Friday, 25 January 2013

A Winter Feast, Part One

By John Winter

John is one of our conference writers and normally covers the SWAC for us. He is spending this semester at the University of Tennessee and will be writing up his experiences for us. First of all the luck sod went to the NFC Championship game this weekend past...

Everything you have ever heard about tailgating is true, the fans really are there all day before the game, they really do consume unreal quantities of food, and the whole area is thriving with a buzzing atmosphere with people playing games, sharing food, and discussing the upcoming game.


Most of the sections also seem to have their own announcer of sorts, a self-elected leader of the area that DJs music and shouts loudly through a megaphone about how their team is going to win the game, this really cranks up the atmosphere and combined with all the partying and eating sets a good scene.
With each parking lot populated by different sections of fans, official areas for ticket holders denoted by ticket price, and areas generally for those without a ticket with a with a parking spot costing up to $50, the whole tailgate scene was very diverse. One area can see people casually barbecuing and discussing the game over a burger, whilst 50 yards away it could be a raucous atmosphere with heavy r’n’b music being pumped out and people freely dancing and drinking (I noticed that for some reason cognac was particularly popular in these areas).
The only thing I could compare it to would be different rooms in a club, where rooms are playing completely different kinds of music to each other and are populated by different kinds of people. But this did not spoil the atmosphere at all, though I did see a number of security guards patrolling the tailgate area I did not witness or hear of any ill-natured or ant-social behaviour and all the drinking and partying of some areas was kept within key.
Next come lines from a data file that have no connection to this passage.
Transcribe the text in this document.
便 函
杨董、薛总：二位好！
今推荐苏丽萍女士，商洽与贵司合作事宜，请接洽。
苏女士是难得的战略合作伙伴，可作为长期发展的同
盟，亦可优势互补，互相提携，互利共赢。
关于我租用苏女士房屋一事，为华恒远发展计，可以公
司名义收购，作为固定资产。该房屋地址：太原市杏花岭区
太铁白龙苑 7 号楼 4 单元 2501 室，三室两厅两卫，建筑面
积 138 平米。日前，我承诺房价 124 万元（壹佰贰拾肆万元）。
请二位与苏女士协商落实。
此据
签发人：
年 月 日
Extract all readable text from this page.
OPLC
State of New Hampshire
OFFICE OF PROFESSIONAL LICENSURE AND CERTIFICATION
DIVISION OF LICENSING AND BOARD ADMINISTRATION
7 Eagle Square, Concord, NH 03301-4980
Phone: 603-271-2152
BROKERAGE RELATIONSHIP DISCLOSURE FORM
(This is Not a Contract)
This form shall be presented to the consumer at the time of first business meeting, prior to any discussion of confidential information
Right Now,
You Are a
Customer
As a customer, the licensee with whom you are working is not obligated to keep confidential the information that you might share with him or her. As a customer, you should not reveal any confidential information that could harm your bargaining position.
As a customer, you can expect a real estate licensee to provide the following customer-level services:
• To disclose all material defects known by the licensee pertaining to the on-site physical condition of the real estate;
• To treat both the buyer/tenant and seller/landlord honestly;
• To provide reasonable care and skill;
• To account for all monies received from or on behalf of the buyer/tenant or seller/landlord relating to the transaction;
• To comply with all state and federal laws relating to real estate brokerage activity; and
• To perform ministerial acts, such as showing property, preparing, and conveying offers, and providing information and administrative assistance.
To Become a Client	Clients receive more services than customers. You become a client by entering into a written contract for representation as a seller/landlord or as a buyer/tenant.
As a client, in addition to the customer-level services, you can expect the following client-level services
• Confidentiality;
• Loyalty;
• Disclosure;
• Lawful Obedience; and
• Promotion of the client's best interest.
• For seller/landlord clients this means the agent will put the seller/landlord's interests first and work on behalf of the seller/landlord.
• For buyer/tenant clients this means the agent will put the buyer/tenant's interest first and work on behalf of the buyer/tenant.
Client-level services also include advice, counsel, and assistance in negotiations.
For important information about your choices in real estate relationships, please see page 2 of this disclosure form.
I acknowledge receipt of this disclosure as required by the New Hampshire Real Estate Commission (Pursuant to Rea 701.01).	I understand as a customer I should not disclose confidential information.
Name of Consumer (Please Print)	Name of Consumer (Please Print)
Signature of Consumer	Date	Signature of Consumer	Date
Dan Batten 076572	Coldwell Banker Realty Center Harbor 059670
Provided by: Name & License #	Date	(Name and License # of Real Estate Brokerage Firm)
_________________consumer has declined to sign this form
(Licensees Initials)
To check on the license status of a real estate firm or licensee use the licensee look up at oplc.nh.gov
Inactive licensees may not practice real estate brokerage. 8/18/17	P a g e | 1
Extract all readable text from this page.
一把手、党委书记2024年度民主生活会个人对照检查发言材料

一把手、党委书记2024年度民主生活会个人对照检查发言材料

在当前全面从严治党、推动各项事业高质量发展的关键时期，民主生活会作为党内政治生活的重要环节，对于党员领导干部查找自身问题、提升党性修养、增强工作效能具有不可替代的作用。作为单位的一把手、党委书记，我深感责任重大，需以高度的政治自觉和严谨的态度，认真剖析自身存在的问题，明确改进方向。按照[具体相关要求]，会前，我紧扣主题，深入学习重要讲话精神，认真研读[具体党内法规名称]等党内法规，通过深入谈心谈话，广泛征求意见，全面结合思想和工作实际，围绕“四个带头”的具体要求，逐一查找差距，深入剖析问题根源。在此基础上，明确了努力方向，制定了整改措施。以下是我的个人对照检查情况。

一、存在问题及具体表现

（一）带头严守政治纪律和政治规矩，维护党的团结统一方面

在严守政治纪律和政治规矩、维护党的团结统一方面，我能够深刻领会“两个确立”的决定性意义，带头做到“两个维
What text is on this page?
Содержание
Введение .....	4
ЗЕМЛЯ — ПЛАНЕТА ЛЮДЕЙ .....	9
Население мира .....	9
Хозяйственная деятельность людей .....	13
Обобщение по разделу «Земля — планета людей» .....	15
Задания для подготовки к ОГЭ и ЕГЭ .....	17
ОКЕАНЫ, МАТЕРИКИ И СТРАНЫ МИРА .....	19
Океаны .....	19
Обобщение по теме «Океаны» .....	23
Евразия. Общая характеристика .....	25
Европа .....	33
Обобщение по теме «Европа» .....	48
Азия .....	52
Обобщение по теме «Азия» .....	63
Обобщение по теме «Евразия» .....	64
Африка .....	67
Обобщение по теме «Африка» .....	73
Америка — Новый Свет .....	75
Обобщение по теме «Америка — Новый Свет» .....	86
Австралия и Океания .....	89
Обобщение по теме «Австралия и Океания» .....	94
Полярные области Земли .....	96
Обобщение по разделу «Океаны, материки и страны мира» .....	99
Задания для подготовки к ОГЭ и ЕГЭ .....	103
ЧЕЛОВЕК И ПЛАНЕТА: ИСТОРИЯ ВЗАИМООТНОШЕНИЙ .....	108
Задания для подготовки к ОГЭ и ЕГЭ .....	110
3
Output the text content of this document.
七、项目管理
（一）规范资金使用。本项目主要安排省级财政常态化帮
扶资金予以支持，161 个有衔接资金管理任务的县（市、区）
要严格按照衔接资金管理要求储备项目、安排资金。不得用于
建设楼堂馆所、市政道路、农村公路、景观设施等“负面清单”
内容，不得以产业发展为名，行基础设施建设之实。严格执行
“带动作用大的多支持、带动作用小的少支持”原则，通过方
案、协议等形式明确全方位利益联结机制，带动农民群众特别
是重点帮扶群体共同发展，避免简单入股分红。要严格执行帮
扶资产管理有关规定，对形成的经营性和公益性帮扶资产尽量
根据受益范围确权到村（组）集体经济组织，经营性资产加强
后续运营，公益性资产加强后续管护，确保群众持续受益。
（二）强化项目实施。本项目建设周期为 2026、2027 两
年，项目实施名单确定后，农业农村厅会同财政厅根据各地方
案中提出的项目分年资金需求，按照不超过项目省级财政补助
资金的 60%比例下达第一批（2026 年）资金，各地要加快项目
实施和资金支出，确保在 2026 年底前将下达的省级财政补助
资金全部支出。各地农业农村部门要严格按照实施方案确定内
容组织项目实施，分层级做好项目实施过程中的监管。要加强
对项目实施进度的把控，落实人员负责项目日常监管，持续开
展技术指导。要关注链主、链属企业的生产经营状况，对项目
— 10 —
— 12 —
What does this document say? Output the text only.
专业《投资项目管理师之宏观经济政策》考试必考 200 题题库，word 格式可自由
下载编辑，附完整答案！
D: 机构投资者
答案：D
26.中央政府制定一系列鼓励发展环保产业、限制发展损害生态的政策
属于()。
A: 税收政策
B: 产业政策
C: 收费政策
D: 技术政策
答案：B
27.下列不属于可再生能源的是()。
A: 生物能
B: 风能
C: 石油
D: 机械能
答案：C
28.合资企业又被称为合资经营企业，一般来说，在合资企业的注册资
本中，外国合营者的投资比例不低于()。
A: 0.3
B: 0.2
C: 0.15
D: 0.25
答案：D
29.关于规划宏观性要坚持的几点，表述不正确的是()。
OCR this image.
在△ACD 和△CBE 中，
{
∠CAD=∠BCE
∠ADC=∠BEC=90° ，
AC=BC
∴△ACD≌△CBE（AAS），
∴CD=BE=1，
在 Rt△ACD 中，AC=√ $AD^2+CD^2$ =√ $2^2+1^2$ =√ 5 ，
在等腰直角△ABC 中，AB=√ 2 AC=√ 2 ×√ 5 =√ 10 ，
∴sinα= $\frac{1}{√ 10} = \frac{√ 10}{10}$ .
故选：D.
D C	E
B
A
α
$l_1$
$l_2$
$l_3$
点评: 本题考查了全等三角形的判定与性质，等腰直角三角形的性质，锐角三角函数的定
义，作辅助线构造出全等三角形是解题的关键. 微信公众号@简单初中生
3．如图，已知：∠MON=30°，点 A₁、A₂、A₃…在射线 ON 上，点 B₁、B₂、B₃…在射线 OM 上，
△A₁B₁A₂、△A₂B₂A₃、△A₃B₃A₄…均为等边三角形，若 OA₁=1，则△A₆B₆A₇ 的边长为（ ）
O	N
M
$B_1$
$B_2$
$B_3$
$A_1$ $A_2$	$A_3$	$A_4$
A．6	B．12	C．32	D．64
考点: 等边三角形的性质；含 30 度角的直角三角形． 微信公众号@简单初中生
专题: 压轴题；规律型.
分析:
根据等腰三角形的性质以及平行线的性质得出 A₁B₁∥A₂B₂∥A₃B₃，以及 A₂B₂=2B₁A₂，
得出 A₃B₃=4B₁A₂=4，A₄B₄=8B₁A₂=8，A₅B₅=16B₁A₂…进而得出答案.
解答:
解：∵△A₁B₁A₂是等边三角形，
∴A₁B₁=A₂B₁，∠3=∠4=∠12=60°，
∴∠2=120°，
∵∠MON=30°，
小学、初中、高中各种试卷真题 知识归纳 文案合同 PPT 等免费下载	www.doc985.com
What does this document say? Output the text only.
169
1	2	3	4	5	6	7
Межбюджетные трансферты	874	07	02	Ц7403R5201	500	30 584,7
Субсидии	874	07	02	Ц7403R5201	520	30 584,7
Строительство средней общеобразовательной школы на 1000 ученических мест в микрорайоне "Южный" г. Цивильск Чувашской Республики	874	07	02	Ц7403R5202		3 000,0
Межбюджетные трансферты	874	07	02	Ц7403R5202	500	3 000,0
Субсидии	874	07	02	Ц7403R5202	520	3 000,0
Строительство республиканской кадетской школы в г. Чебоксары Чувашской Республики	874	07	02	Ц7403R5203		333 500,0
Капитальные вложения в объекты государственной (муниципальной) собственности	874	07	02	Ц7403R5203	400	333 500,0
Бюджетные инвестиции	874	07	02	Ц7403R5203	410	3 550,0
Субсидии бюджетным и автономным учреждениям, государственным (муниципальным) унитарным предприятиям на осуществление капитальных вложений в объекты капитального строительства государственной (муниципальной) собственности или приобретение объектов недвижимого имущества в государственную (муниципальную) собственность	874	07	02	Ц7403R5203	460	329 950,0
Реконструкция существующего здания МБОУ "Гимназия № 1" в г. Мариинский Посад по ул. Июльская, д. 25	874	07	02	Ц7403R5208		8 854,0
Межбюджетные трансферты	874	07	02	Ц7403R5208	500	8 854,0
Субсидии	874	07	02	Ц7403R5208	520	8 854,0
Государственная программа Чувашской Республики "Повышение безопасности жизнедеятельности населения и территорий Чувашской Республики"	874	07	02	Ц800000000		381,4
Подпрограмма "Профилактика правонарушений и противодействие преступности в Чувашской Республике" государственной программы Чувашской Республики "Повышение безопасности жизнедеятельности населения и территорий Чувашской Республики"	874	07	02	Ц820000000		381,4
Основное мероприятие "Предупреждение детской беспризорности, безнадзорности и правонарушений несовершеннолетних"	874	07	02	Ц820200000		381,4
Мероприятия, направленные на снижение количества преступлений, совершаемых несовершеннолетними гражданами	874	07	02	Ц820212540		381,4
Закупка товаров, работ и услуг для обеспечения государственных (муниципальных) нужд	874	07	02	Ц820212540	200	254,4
What was particularly good about the whole tailgate experience was that three hours before kickoff a ‘fan landing’ area designed primarily for children and families was opened. Featuring many different games and attractions such as throwing a ball through a tire and lots of varied contests between fans this specific area did a great job of giving the kids somewhere specific to go rather than in the perhaps more adult suited areas. The ‘fan landing’ was not exclusive to kids and parents though, anyone could walk around with food and beer and it was great to see that nobody was spoiling the fun for everyone else.
So the tailgating experience was incredible, it’s something that you hear about all the time but actually going to one was great. It’s a shame that tailgating is the sort of thing that generally isn't done in the UK as it really gave me personally a sense of a collective community of fans that despite different backgrounds and social standings all come together to celebrate and the upcoming game. However, with most UK sports being played through the winter and with summer usually being a deluge of rain, don’t expect the outdoor fun and barbecuing of the tailgate to become a big thing on British shores anytime soon.